Much the same can be said for being alerted to stress. Often, the alerts that I'm feeling tense felt counter-intuitive. But if you're not alerted will you take the necessary steps to calm yourself down usually? If you're not alerted, the responsibility is on you. But as many of us who feel stressed know, the last thing going through your mind is how should I calm myself down and be all happy and chilled right now?
It's clear there are benefits here. But there are also plenty of challenges too. I found the most valuable part to be the programs designed to calm me down, whether that was guided meditation or the relaxing visualisations. And there was something powerful about seeing how my body responded in real time, through HRV or breathing. There was also something powerful about charting my ability to take these steps over time, particularly with the Bellabeat app.
Under the right circumstances, being able to take control of your state of mind easily from your wrist is good. But cultivating that state of action in a way that doesn't feel annoying, or bring on more stress, still might need to be ironed out. You've got to want to calm down and be in a state to take care of yourself. I know from first hand experience that sometimes the last thing you want when everything feels terrible is someone telling you to meditate and imagine sunshine and rainbows. This is precisely when a much more detached, data-driven approach from Spire worked well because it's based on breathing and actual, real-time data. It doesn't rely on my mind playing along to a guided meditation quite so much.

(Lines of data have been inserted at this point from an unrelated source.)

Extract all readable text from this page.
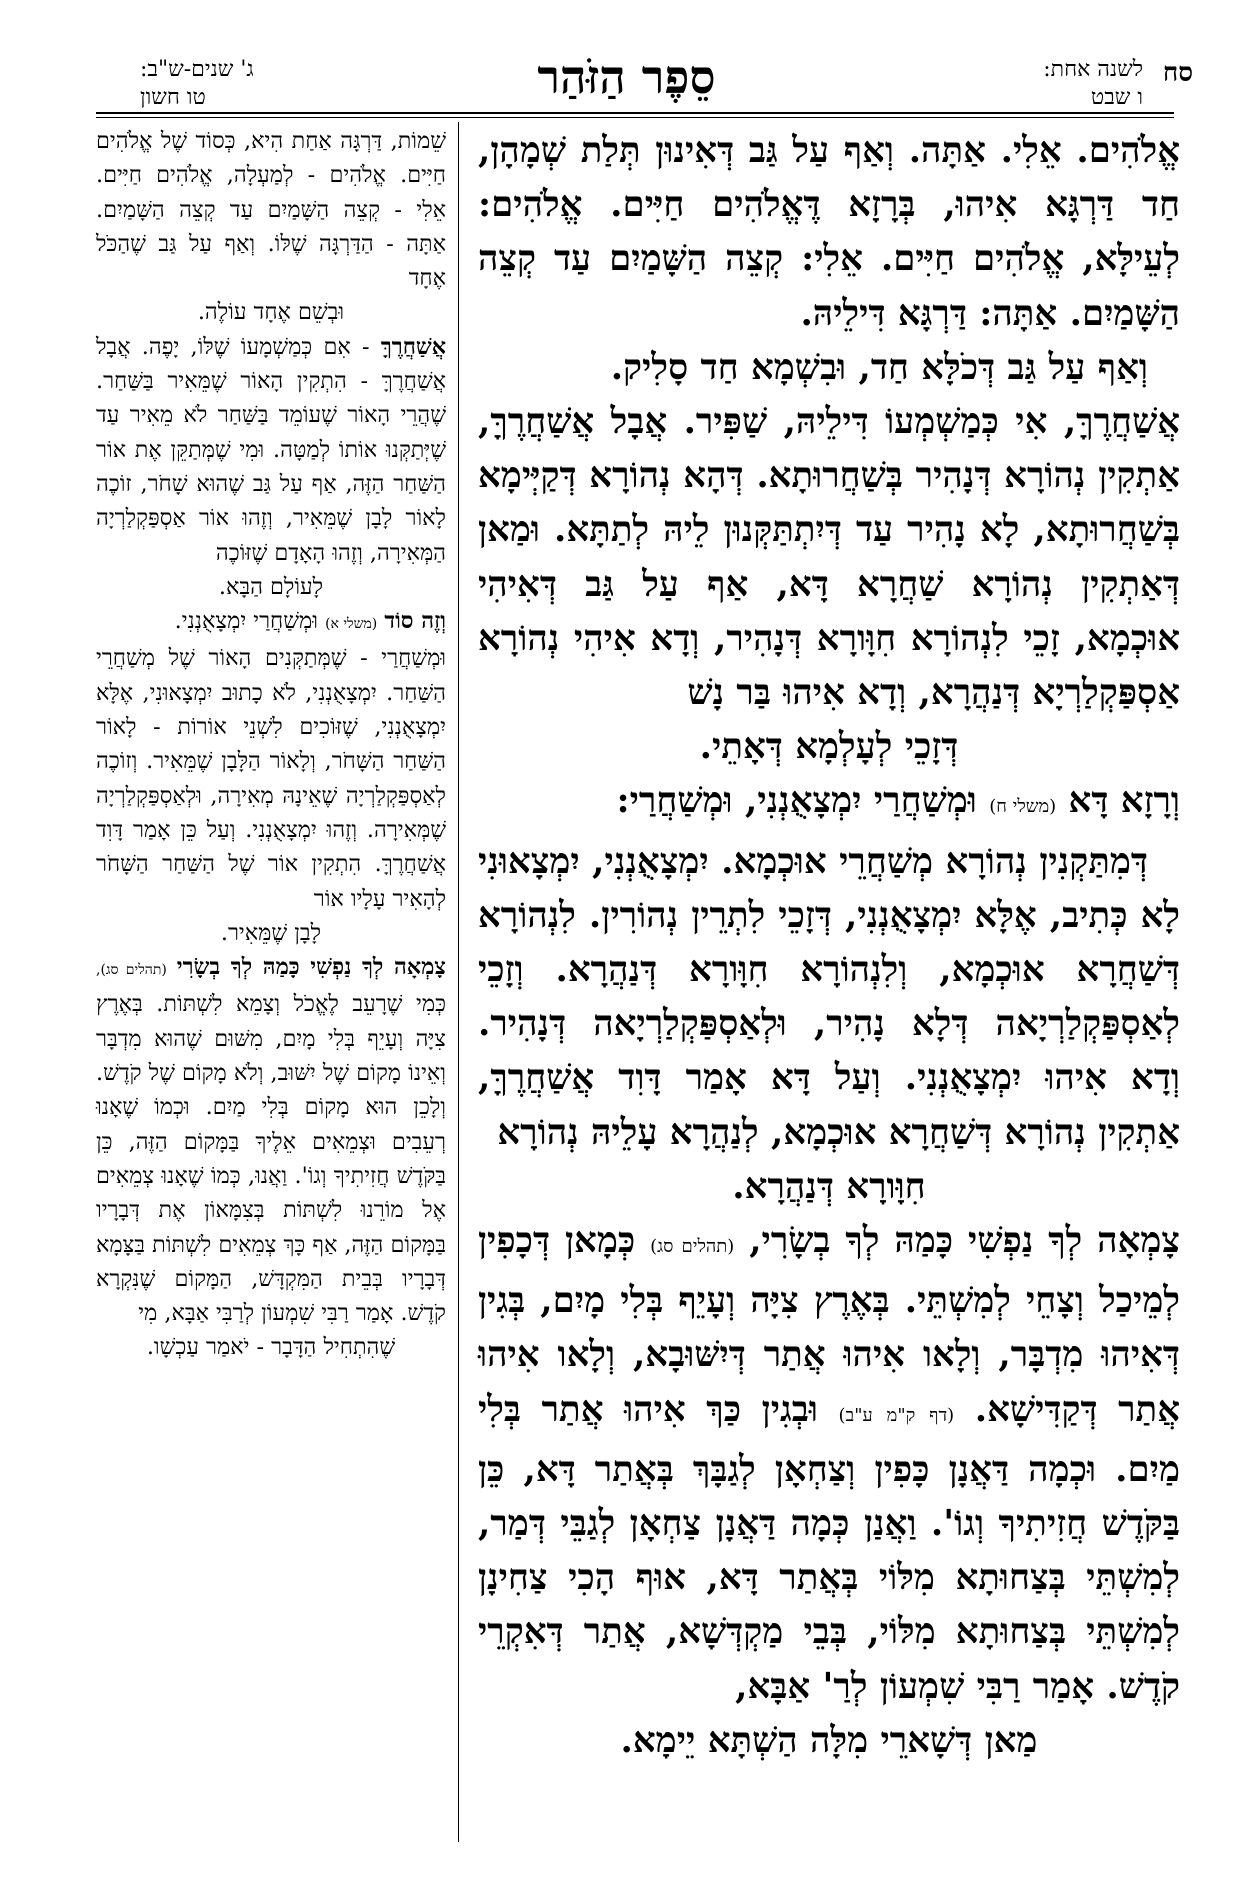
סח
לשנה אחת:
ו שבט
סֵפֶר הַזֹּהַר
ג' שנים-ש"ב:
טו חשון

אֱלֹהִים. אֵלִי. אַתָּה. וְאַף עַל גַּב דְּאִינוּן תְּלַת שְׁמָהָן, חַד דַּרְגָּא אִיהוּ, בְּרָזָא דֶּאֱלֹהִים חַיִּים. אֱלֹהִים: לְעֵילָּא, אֱלֹהִים חַיִּים. אֵלִי: קְצֵה הַשָּׁמַיִם עַד קְצֵה הַשָּׁמַיִם. אַתָּה: דַּרְגָּא דִּילֵיהּ.

וְאַף עַל גַּב דְּכֹלָּא חַד, וּבִשְׁמָא חַד סָלִיק.

אֲשַׁחֲרֶךָּ, אִי כְּמַשְׁמְעוֹ דִּילֵיהּ, שַׁפִּיר. אֲבָל אֲשַׁחֲרֶךָּ, אַתְקִין נְהוֹרָא דְּנָהִיר בְּשַׁחֲרוּתָא. דְּהָא נְהוֹרָא דְּקַיְּימָא בְּשַׁחֲרוּתָא, לָא נָהִיר עַד דְּיִתְתַּקְּנוּן לֵיהּ לְתַתָּא. וּמַאן דְּאַתְקִין נְהוֹרָא שַׁחֲרָא דָּא, אַף עַל גַּב דְּאִיהִי אוּכְמָא, זָכֵי לִנְהוֹרָא חִוָּורָא דְּנָהִיר, וְדָא אִיהִי נְהוֹרָא אַסְפַּקְלַרְיָא דְּנַהֲרָא, וְדָא אִיהוּ בַּר נָשׁ

דְּזָכֵי לְעָלְמָא דְּאָתֵי.

וְרָזָא דָּא (משלי ח) וּמְשַׁחֲרַי יִמְצָאֻנְנִי, וּמְשַׁחֲרַי:

דְּמִתַּקְנִין נְהוֹרָא מְשַׁחֲרֵי אוּכְמָא. יִמְצָאֻנְנִי, יִמְצָאוּנִי לָא כְּתִיב, אֶלָּא יִמְצָאֻנְנִי, דְּזָכֵי לִתְרֵין נְהוֹרִין. לִנְהוֹרָא דְּשַׁחֲרָא אוּכְמָא, וְלִנְהוֹרָא חִוָּורָא דְּנַהֲרָא. וְזָכֵי לְאַסְפַּקְלַרְיָאה דְּלָא נָהִיר, וּלְאַסְפַּקְלַרְיָאה דְּנָהִיר. וְדָא אִיהוּ יִמְצָאֻנְנִי. וְעַל דָּא אָמַר דָּוִד אֲשַׁחֲרֶךָּ, אַתְקִין נְהוֹרָא דְּשַׁחֲרָא אוּכְמָא, לְנַהֲרָא עָלֵיהּ נְהוֹרָא

חִוָּורָא דְּנַהֲרָא.

צָמְאָה לְךָ נַפְשִׁי כָּמַהּ לְךָ בְשָׂרִי, (תהלים סג) כְּמָאן דְּכָפִין לְמֵיכַל וְצָחֵי לְמִשְׁתֵּי. בְּאֶרֶץ צִיָּה וְעָיֵף בְּלִי מָיִם, בְּגִין דְּאִיהוּ מִדְבָּר, וְלָאו אִיהוּ אֲתַר דְּיִשּׁוּבָא, וְלָאו אִיהוּ אֲתַר דְּקַדִּישָׁא. (דף ק"מ ע"ב) וּבְגִין כַּךְ אִיהוּ אֲתַר בְּלִי מַיִם. וּכְמָה דַּאֲנָן כָּפִין וְצַחְאָן לְגַבָּךְ בְּאֲתַר דָּא, כֵּן בַּקֹּדֶשׁ חֲזִיתִיךָ וְגוֹ'. וַאֲנַן כְּמָה דַּאֲנָן צַחְאָן לְגַבֵּי דְּמַר, לְמִשְׁתֵּי בְּצַחוּתָא מִלּוֹי בְּאֲתַר דָּא, אוּף הָכִי צַחִינָן לְמִשְׁתֵּי בְּצַחוּתָא מִלּוֹי, בְּבֵי מַקְדְּשָׁא, אֲתַר דְּאִקְרֵי קֹדֶשׁ. אָמַר רַבִּי שִׁמְעוֹן לְרַ' אַבָּא,

מַאן דְּשָׁארֵי מִלָּה הַשְׁתָּא יֵימָא.

שֵׁמוֹת, דַּרְגָּה אַחַת הִיא, כְּסוֹד שֶׁל אֱלֹהִים חַיִּים. אֱלֹהִים - לְמַעְלָה, אֱלֹהִים חַיִּים. אֵלִי - קְצֵה הַשָּׁמַיִם עַד קְצֵה הַשָּׁמַיִם. אַתָּה - הַדַּרְגָּה שֶׁלּוֹ. וְאַף עַל גַּב שֶׁהַכֹּל אֶחָד

וּבְשֵׁם אֶחָד עוֹלֶה.

אֲשַׁחֲרֶךָּ - אִם כְּמַשְׁמָעוֹ שֶׁלּוֹ, יָפֶה. אֲבָל אֲשַׁחֲרֶךָּ - הִתְקִין הָאוֹר שֶׁמֵּאִיר בַּשַּׁחַר. שֶׁהֲרֵי הָאוֹר שֶׁעוֹמֵד בַּשַּׁחַר לֹא מֵאִיר עַד שֶׁיְּתַקְּנוּ אוֹתוֹ לְמַטָּה. וּמִי שֶׁמְּתַקֵּן אֶת אוֹר הַשַּׁחַר הַזֶּה, אַף עַל גַּב שֶׁהוּא שָׁחֹר, זוֹכֶה לָאוֹר לָבָן שֶׁמֵּאִיר, וְזֶהוּ אוֹר אַסְפַּקְלַרְיָה הַמְּאִירָה, וְזֶהוּ הָאָדָם שֶׁזּוֹכֶה

לָעוֹלָם הַבָּא.

וְזֶה סוֹד (משלי א) וּמְשַׁחֲרַי יִמְצָאֻנְנִי.

וּמְשַׁחֲרַי - שֶׁמְּתַקְּנִים הָאוֹר שֶׁל מְשַׁחֲרֵי הַשַּׁחַר. יִמְצָאֻנְנִי, לֹא כָתוּב יִמְצָאוּנִי, אֶלָּא יִמְצָאֻנְנִי, שֶׁזּוֹכִים לִשְׁנֵי אוֹרוֹת - לָאוֹר הַשַּׁחַר הַשָּׁחֹר, וְלָאוֹר הַלָּבָן שֶׁמֵּאִיר. וְזוֹכֶה לְאַסְפַּקְלַרְיָה שֶׁאֵינָהּ מְאִירָה, וּלְאַסְפַּקְלַרְיָה שֶׁמְּאִירָה. וְזֶהוּ יִמְצָאֻנְנִי. וְעַל כֵּן אָמַר דָּוִד אֲשַׁחֲרֶךָּ. הִתְקִין אוֹר שֶׁל הַשַּׁחַר הַשָּׁחֹר לְהָאִיר עָלָיו אוֹר

לָבָן שֶׁמֵּאִיר.

צָמְאָה לְךָ נַפְשִׁי כָּמַהּ לְךָ בְשָׂרִי (תהלים סג), כְּמִי שֶׁרָעֵב לֶאֱכֹל וְצָמֵא לִשְׁתּוֹת. בְּאֶרֶץ צִיָּה וְעָיֵף בְּלִי מָיִם, מִשּׁוּם שֶׁהוּא מִדְבָּר וְאֵינוֹ מָקוֹם שֶׁל יִשּׁוּב, וְלֹא מָקוֹם שֶׁל קֹדֶשׁ. וְלָכֵן הוּא מָקוֹם בְּלִי מַיִם. וּכְמוֹ שֶׁאָנוּ רְעֵבִים וּצְמֵאִים אֵלֶיךָ בַּמָּקוֹם הַזֶּה, כֵּן בַּקֹּדֶשׁ חֲזִיתִיךָ וְגוֹ'. וַאֲנוּ, כְּמוֹ שֶׁאָנוּ צְמֵאִים אֶל מוֹרֵנוּ לִשְׁתּוֹת בְּצִמָּאוֹן אֶת דְּבָרָיו בַּמָּקוֹם הַזֶּה, אַף כָּךְ צְמֵאִים לִשְׁתּוֹת בַּצָּמָא דְּבָרָיו בְּבֵית הַמִּקְדָּשׁ, הַמָּקוֹם שֶׁנִּקְרָא קֹדֶשׁ. אָמַר רַבִּי שִׁמְעוֹן לְרַבִּי אַבָּא, מִי

שֶׁהִתְחִיל הַדָּבָר - יֹאמַר עַכְשָׁו.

Everyone is different which makes recommendations tricky. For some, meditation might work, for others a wearable might or changing habits, counselling, therapy, medication. But if you want to better understand how stressed you are, be alerted about when you are and have a little calming lifeline on your wrist, they could be a good method to consider. I'd personally recommend the Spire over any of the others. Sure it's a bit pricey, but it's easy to wear, you can customise alerts and, most importantly, it might even calm you down.